La perpétuelle fuite par en avant que les souverainistes opèrent depuis le lendemain de la dernière défaite référendaire peut encore faire son temps. Mais il n'en demeure pas moins qu'une impertinente question se pose chaque jour avec plus d'acuité. Que faire si, ayant cru ardemment à la souveraineté, la conviction de la voir se réaliser de son vivant s'évanouit? Faut-il coûte que coûte refouler ce sentiment et poursuivre aveuglément un combat que l'on croit définitivement perdu? Faut-il rester chez soi, dans une logique de mutisme et d'abstinence politique, en espérant que le vent tourne par on ne sait trop quel miracle? Faut-il envisager de vivre autrement sa passion du Québec? Et si oui, comment? (...)

Ni colonisés ni opprimés

(...) À défaut de faire du Québec un pays, les péquistes font aujourd'hui le pari d'en faire une province forte, au sein du Canada. Bloquistes et péquistes s'en défendront jusqu'à leur dernier souffle, mais ils sont entrés, plus ou moins consciemment, dans une ère d'accommodement économique, social et constitutionnel avec le Canada. Dès lors, ceux qui seront vraiment tentés de réformer le Canada se demanderont si le Parti québécois est le meilleur endroit pour relever ce défi. Par contre, ceux qui veulent toujours faire du Québec un pays, sans compromis, se demanderont si le PQ est encore le véhicule politique qui leur convient réellement.

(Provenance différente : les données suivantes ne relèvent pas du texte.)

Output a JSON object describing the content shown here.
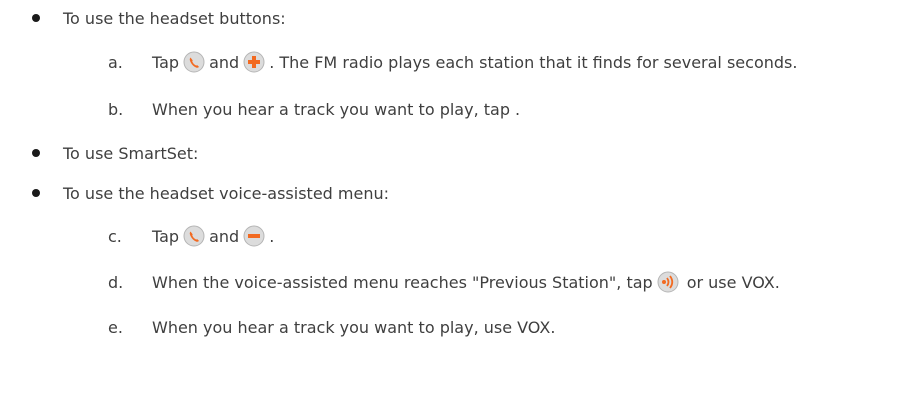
{
  "bullets": [
    {
      "text": "To use the headset buttons:"
    },
    {
      "text": "To use SmartSet:"
    },
    {
      "text": "To use the headset voice-assisted menu:"
    }
  ],
  "steps": {
    "a": {
      "marker": "a.",
      "pre": "Tap",
      "mid": "and",
      "post": ". The FM radio plays each station that it finds for several seconds.",
      "icons": [
        "call-button-icon",
        "volume-up-plus-icon"
      ]
    },
    "b": {
      "marker": "b.",
      "text": "When you hear a track you want to play, tap ."
    },
    "c": {
      "marker": "c.",
      "pre": "Tap",
      "mid": "and",
      "post": ".",
      "icons": [
        "call-button-icon",
        "volume-down-minus-icon"
      ]
    },
    "d": {
      "marker": "d.",
      "pre": "When the voice-assisted menu reaches \"Previous Station\", tap",
      "post": "or use VOX.",
      "icons": [
        "voice-button-icon"
      ]
    },
    "e": {
      "marker": "e.",
      "text": "When you hear a track you want to play, use VOX."
    }
  },
  "colors": {
    "text": "#3f3f3f",
    "icon_orange": "#f26a21",
    "icon_grey": "#d9d9d9"
  }
}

Je ne crois pas dans la fin de l'histoire. Un destin national n'est jamais achevé. Mais force nous est de constater que le nationalisme québécois est depuis quelques années entré dans une nouvelle phase: celle de l'accommodement.

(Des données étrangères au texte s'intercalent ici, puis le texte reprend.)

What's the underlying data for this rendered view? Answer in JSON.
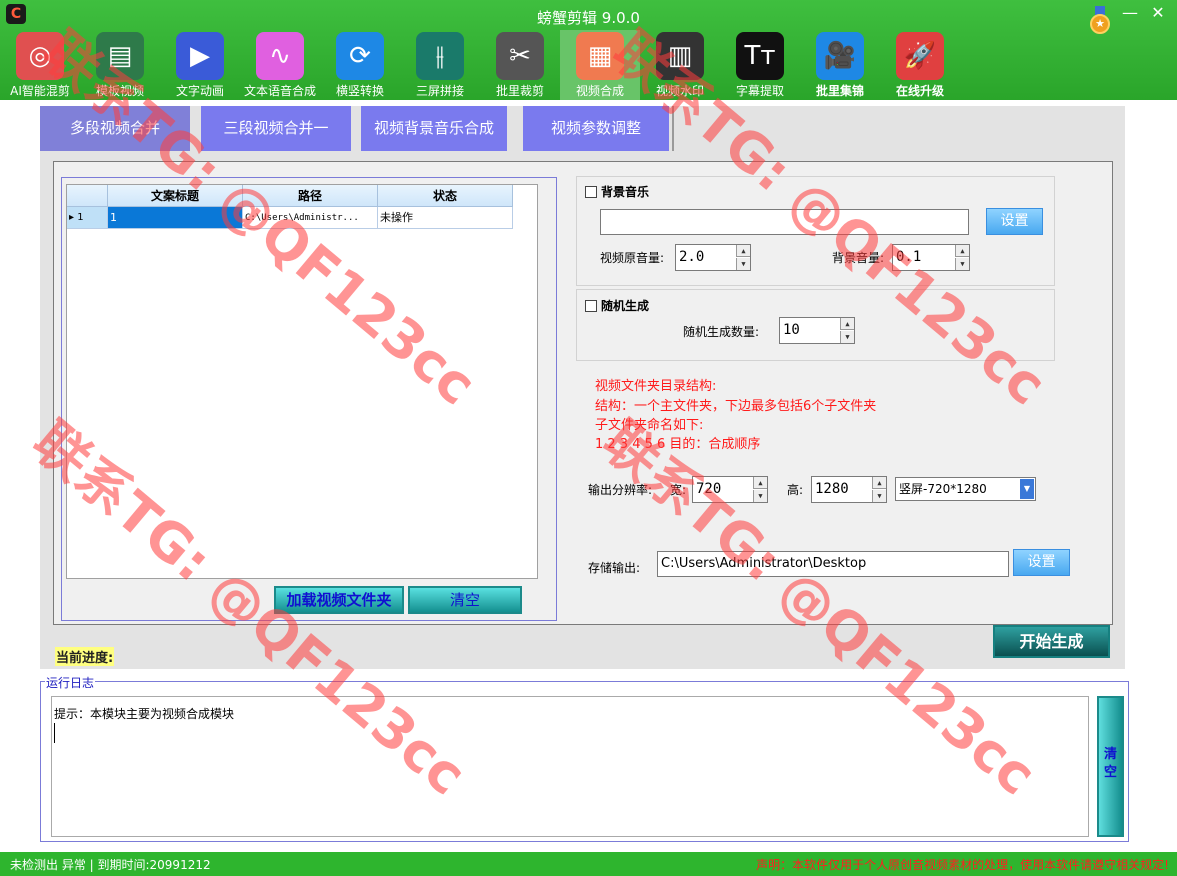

À terme, j'ai l'intime conviction que la libération d'un peuple s'inscrit en réaction à une situation d'oppression. Les partis politiques ne sont que le reflet de leur société. Or, si les Québécois ont majoritairement choisi la voie de l'accommodement, c'est peut-être parce que leur rapport au Canada a considérablement évolué et qu'ils ne se sentent plus ni colonisés ni opprimés. En ce sens, la Révolution tranquille donne aujourd'hui sa pleine mesure.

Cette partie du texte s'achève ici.